I am trained to educate and prescribe but, most importantly, to listen and to align a patient’s care plan with their values. The Supreme Court’s decision on Roe v. Wade severely compromises this central tenet of the practice of medicine: By returning the authority to regulate abortion to the people and their elected representatives, the court removes the ability to align patient care to the individual patient’s values, opens a way for medical decisions to be legislated, and politicizes the patient-physician relationship.

Over the past few days, I have watched physicians organize through national academies, state societies, and social media to help each other address the disruption not just to abortion care but care in general.

There are practicalities to consider. Physicians in states with bans or trigger bans need real-time information on rapidly evolving laws and challenges to them. Physicians in states without bans and a desire to help need multiple state licensure, malpractice insurance, and real-time information on regulations around telehealth, which is rapidly changing. In states with bans, there will be a resurgence in life-threatening complications that most of us have not seen in our careers due to the acts of desperation people forced to carry a pregnancy will inevitably perform.

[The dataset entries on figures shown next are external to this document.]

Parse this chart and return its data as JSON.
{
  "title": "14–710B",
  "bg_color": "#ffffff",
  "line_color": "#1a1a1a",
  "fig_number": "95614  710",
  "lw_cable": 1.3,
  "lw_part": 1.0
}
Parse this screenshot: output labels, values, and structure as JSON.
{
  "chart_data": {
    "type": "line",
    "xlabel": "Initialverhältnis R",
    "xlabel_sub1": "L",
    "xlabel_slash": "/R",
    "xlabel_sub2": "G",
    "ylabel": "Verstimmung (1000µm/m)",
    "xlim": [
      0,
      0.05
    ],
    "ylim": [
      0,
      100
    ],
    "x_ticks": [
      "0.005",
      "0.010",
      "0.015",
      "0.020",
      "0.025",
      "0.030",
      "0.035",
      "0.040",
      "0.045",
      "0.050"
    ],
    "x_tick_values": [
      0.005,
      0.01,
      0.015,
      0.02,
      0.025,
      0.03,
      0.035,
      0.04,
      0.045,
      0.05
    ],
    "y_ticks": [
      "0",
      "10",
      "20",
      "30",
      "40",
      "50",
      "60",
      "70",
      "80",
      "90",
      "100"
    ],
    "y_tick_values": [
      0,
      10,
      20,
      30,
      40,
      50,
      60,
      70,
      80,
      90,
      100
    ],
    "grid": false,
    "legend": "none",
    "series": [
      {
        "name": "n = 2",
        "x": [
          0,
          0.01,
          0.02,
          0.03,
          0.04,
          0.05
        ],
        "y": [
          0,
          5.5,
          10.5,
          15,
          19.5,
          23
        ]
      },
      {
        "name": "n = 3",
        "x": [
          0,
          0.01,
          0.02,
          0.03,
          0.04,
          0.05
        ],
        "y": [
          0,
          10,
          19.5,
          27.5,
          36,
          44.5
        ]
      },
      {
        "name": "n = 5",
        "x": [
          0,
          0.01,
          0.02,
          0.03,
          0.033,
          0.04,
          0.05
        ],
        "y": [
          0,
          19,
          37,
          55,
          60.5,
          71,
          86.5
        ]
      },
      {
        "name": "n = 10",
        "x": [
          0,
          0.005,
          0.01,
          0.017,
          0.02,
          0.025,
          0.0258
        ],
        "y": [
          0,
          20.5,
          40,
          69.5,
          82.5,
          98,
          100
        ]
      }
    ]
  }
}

Half of the abortions in the U.S. are done using medication, and already that number is spiking. The Center for Medicare and Medicaid Services has made permanent an allowance for abortion care over telemedicine that began during the COVID pandemic. Most state bans try to address the possibility of providing abortion care through telemedicine, though the surveillance required to enforce such laws is on a par with the severest of autocracies. So, physicians are organizing to help in states where abortion is legal and bracing for a flood of people seeking the care they cannot obtain in their home state.

In order to perform telemedicine, a physician, nurse practitioner, or physician’s assistant must be licensed to practice in the state where the patient is located. It is possible to obtain licensure in multiple states, and the Interstate Medical Licensure Compact makes this process more streamlined. Participating states include Illinois and Colorado, both are surrounded by states with restrictive laws and are preparing for a dramatic increase in people seeking care.